DANE: When I was still a child in San Francisco, I suspect that my grandfather threw him away. I was bereaved...I took a piece of white cloth and some of my mother’s embroidery thread and, in simple stitches, sketched his colors and form. Years later, here in New York, I went down to 14th Street to the fabric stores and bought lush velvet for his mouth and fine fabric and fur for his body and beautiful buttons and I remade him. He is still with me.

FQ: What was your favorite role/dance/performance during your ballet career?

DANE: In Les Ballets Trockadero de Monte Carlo I had the opportunity to use all that I had learned, not only of the technical aspects of my art but also the traditions, as taught to me from my Russian Ballet Teachers, Dimitri and Francesca Romanoff. Their tales of the grand days of ballet, of hidden flasks in stockings and spectacular parties and arriving on trains to throngs of reporters, were woven into the fabric of my being.

With Ballet Trockadero, I was able to live out the life of true stars of the ballet, as both a male dancer called Prince Mishkin, and even more in the embodiment of a great ballerina, Dame Peggy, an alter ego, who, through me, danced the great classics.

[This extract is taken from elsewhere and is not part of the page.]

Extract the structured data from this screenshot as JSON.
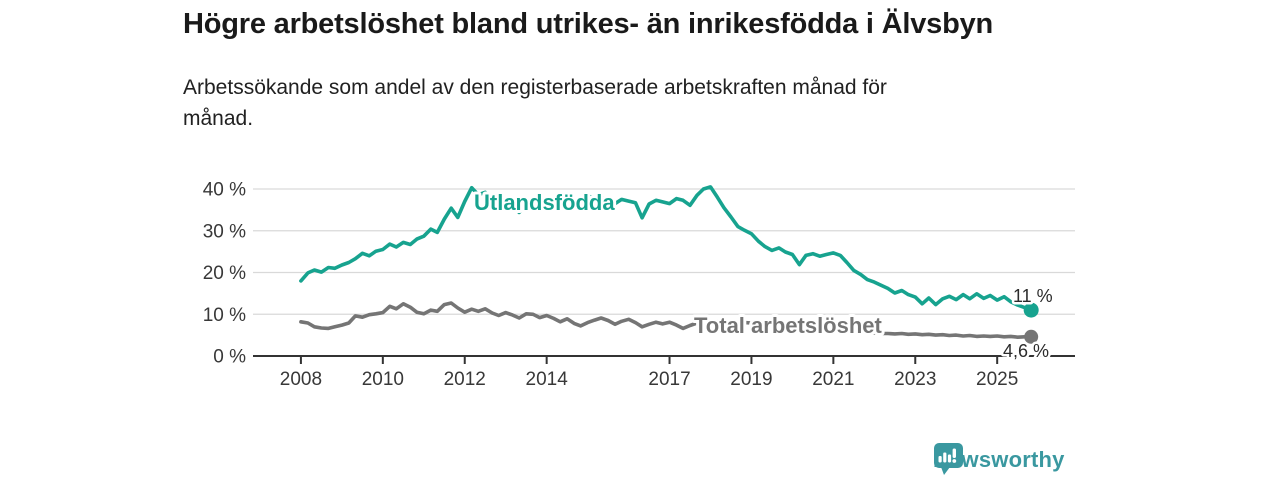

She first took me to South Africa and then around the world and finally to a star-studded New Year’s Eve gala performance at Dorothy Chandler Pavilion. She was more than I ever was, that is, the best of my ability as well as that spark that is often called “star quality.” She is very real. She is magnificent and lives within me still.

FQ: You have been to a number of places around the world. Is there a place that holds a special spot in your heart?

DANE: Paris, of course! I first travelled there escaping the fall of the Shah’s regime, over the Turkish mountains, across the expanse of the desert, to the glittering minarets of Istanbul, then five days though Eastern Europe, from those cold grey countries into the blossoming color of the West and finally to the Gare du Nord in Paris, where I nearly died of pneumonia in the borrowed cold water flat of a male prostitute.

Paris, the city where I returned resurrected to write, record and perform my dangerous music for Aquarius Records. I was the first gay man to record and perform the music of the themes of my life for a major record company.

Paris, where for five years I lived out the second of the four incarnations of my life in concert, cabaret and on television and was honored by command performances at a Duke’s wedding on the Seine, a concert at Le Pavillon Dauphine, and a banquet for the release of my first album at Baron Lambert’s apartment.

Paris, the city we constantly visit and where we rent the same tiny apartment in the 7eme Arrondissement with the Eiffel Tower, just outside, glittering for us alone.